[x86] Mov0LblCmp0Jne optimisation improvement
Summary
This merge request improves the "Mov0LblCmp0Je -> Mov0JmpLblCmp0Je" optimisation to work when an alignment hint appears before the label.
System
- Processor architecture: i386, x86_64
What is the current bug behavior?
If an alignment hint appears before the label at the moment the peephole optimizer scans the code (the align may get removed later), the "Mov0LblCmp0Je -> Mov0JmpLblCmp0Je" is not performed when it's otherwise possible.
What is the behavior after applying this patch?
More occurrances of "Mov0LblCmp0Je -> Mov0JmpLblCmp0Je" should happen.

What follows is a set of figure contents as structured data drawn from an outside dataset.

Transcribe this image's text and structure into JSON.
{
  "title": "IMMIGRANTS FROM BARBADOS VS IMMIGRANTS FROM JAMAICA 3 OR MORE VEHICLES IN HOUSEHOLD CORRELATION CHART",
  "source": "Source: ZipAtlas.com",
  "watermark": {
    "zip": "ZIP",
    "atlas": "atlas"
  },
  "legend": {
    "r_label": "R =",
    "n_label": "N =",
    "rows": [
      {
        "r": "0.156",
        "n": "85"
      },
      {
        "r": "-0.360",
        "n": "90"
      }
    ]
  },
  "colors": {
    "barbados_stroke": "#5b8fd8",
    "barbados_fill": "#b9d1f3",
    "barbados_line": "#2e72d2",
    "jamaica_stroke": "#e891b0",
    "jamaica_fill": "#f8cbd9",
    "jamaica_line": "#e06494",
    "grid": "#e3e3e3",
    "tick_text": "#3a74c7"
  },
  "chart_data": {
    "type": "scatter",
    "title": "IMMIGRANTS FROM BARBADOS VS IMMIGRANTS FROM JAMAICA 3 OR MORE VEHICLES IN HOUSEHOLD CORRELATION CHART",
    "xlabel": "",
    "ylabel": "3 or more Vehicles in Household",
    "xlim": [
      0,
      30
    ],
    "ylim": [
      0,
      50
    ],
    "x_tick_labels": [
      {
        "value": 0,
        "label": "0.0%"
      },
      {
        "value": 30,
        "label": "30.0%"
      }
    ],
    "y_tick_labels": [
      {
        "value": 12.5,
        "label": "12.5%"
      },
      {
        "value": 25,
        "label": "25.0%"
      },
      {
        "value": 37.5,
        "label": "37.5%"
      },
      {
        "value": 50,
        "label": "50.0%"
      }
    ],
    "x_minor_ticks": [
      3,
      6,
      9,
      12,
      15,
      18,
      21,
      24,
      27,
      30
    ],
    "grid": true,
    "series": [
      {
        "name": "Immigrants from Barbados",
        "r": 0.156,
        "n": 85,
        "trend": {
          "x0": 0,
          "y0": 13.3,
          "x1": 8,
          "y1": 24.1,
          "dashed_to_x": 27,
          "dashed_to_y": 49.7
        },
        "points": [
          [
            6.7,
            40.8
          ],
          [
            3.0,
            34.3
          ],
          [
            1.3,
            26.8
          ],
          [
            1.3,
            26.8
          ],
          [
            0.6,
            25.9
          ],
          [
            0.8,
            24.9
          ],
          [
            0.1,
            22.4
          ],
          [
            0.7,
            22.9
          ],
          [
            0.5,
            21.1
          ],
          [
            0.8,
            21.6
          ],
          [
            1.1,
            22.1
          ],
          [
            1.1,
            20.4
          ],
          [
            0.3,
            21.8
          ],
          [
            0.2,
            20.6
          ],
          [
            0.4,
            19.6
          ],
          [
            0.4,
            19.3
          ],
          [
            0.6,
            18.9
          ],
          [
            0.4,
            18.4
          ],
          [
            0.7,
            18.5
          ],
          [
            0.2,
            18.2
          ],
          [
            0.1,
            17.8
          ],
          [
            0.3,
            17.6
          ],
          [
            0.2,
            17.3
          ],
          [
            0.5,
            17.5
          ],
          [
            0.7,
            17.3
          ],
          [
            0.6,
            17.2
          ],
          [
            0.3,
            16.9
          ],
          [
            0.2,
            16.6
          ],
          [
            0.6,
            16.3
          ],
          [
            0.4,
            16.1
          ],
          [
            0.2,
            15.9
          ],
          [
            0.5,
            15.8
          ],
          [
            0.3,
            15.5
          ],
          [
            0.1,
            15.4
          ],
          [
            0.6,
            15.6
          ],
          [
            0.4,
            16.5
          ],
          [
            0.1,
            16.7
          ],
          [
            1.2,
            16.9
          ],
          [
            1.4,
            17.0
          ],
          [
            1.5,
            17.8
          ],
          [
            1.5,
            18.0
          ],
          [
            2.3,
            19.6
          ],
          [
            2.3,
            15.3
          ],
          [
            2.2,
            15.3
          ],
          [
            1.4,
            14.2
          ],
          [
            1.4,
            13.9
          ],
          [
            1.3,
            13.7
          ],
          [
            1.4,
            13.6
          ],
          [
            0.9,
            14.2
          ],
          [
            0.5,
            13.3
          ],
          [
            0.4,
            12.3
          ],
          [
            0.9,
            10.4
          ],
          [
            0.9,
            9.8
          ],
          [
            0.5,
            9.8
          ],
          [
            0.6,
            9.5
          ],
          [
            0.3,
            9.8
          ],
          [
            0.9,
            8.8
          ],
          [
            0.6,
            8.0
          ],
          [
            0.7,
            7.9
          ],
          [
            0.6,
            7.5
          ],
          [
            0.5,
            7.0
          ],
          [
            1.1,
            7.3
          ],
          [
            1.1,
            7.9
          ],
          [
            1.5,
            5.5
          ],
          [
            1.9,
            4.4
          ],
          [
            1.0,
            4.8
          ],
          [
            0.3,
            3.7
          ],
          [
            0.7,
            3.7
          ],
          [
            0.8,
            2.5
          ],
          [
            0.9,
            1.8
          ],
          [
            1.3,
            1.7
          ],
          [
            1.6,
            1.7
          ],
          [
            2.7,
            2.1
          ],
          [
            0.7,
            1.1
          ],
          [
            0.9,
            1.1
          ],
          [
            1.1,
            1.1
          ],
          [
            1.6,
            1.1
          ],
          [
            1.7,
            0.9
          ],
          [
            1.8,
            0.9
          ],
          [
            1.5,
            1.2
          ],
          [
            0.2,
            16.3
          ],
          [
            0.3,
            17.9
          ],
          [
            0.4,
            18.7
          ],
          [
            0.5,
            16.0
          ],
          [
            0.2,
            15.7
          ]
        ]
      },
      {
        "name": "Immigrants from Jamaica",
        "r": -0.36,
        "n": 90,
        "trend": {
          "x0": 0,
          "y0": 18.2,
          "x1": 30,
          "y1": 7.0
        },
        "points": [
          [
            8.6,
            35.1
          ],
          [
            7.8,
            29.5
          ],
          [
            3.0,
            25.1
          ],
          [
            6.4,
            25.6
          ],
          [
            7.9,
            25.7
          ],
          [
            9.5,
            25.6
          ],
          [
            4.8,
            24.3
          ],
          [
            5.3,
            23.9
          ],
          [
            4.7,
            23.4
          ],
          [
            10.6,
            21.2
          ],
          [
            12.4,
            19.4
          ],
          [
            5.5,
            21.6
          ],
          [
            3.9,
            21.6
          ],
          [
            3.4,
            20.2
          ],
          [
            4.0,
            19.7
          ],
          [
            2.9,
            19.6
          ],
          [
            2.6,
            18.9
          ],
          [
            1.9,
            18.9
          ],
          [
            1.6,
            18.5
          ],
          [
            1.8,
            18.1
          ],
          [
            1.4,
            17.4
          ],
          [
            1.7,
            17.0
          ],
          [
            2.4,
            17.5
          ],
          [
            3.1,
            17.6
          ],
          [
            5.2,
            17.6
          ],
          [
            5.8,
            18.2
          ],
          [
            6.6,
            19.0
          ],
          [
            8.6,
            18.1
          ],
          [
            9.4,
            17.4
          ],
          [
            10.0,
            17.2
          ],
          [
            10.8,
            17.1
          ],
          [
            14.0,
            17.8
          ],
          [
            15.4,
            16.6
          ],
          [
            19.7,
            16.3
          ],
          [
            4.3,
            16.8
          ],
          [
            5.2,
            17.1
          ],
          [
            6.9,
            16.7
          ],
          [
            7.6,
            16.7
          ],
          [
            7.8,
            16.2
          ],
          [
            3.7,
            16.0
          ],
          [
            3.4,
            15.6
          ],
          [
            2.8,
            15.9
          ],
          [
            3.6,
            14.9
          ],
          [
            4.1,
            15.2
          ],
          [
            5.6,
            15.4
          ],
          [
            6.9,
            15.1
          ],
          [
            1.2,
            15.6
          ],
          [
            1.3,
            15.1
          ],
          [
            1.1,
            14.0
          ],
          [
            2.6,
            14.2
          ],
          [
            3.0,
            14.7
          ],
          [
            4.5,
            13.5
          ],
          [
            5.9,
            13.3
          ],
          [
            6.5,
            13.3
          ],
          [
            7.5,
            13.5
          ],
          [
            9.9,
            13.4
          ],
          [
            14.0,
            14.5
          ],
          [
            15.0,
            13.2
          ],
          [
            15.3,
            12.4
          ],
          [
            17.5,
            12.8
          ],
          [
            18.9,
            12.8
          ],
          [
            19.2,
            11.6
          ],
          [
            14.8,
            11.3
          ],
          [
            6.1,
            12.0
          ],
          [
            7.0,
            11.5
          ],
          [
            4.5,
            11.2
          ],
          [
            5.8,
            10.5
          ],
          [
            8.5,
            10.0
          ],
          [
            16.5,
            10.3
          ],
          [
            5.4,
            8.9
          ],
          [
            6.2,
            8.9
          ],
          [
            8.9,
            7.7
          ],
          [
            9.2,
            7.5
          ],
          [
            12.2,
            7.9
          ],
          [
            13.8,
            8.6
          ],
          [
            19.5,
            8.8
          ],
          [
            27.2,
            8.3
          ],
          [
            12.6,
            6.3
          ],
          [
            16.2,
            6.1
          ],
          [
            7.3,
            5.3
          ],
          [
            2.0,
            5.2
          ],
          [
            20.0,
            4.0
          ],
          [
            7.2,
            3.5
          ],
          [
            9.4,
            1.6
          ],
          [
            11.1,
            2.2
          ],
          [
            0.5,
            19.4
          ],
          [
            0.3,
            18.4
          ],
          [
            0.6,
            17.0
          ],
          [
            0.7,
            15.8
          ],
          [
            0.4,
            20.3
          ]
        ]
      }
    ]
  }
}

Relevant logs and/or screenshots
For a simple case, in the agx86nsm
unit of the compiler (x86_64-win64, -O4), before:
...
call ASSEMBLE$_$TEXTERNALASSEMBLEROUTPUTFILE_$__$$_ASMWRITE$SHORTSTRING
xorb %dil,%dil
.Lj124:
testb %dil,%dil
je .Lj128
...
After:
...
call ASSEMBLE$_$TEXTERNALASSEMBLEROUTPUTFILE_$__$$_ASMWRITE$SHORTSTRING
xorb %dil,%dil
jmp .Lj128
.Lj124:
testb %dil,%dil
je .Lj128
...
A cascade optimisation in the db
unit of the RTL, which is made possible by this optimisation using GetNextInstructionUsingReg
- before:
...
.Lj6170:
movb $1,%r13b
jmp .Lj6174
...
xorb %r13b,%r13b
addq $1,(%rbx) ; <-- GetNextInstructionUsingReg can skip over this instruction and look at the label.
.Lj6182:
testb %r13b,%r13b
je .Lj6170
...
After:
...
.Lj6170:
movb $1,%r13b
jmp .Lj6174
...
xorb %r13b,%r13b
addq $1,(%rbx)
movb $1,%r13b ; <-- OptPass2JMP replaces "jmp .Lj6170" with copies of the mov and the jmp that appear after that label.
jmp .Lj6174
.Lj6182:
testb %r13b,%r13b
je .Lj6170
...
Additional notes
With some additional work, the db
optimisation can be improved further, especially as xorb %r13b,%r13b
now writes a value that is immediately overwritten by movb $1,%r13b
. This is not yet caught because that is a Pass 1 optimisation while "Mov0LblCmp0Je -> Mov0JmpLblCmp0Je" is Pass 2.